Advanced Food Image Recognition Technology by Deep Learning
The global image recognition market size was valued at nearly US$23 billion in 2018 and is projected to expand at a CAGR of 19% between 2018 and 2025. Within this rapidly-growing market is an emerging segment that combines image recognition technology and deep learning methods to automatically and accurately identify food from user-generated photos. Food recognition technology can be used to power mobile applications in the healthcare, F&B, and lifestyle industries. When deployed in healthcare and wellness apps, for example, food recognition technology can enable nutrition tracking and diet recommendations while, for F&B businesses, it can produce data and insights about the dishes that are popularly photographed and shared on social media.
This invention relates to an alignment and transfer network (ATNet) which is a deep learning-based approach for food recognition from user-generated photos. It uses privileged information (PI) to enhance conventional image-based food classification and is the first to combine knowledge graphs and item recommendation systems. Experimental comparison results suggest that it is able to achieve a comparatively higher accuracy than other algorithms.
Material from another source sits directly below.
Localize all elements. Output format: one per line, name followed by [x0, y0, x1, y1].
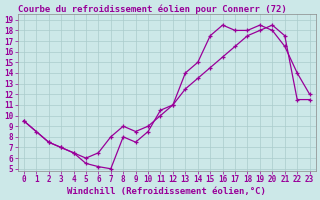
Text: Courbe du refroidissement éolien pour Connerr (72): Courbe du refroidissement éolien pour Co… [18, 4, 286, 14]
X-axis label: Windchill (Refroidissement éolien,°C): Windchill (Refroidissement éolien,°C) [67, 187, 266, 196]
The technology is based on a two-stage algorithm. After receiving food images and PI, which refers to any descriptive information for the corresponding images, the first stage includes a partial heterogeneous transfer method that aligns the features of the image and PI in the same space. It then applies statistical priors to model PI distribution under different food classes to enable a pipeline which uses the recovered PI for food classification. The technology then fuses food recognition results from two views—the conventional image classification and the classification using the recovered PI—to produce a more refined result. It can use any state-of-the-art convolutional neural network (CNN) model in the image channel and is able to consistently improve the CNN’s performance in terms of result accuracy.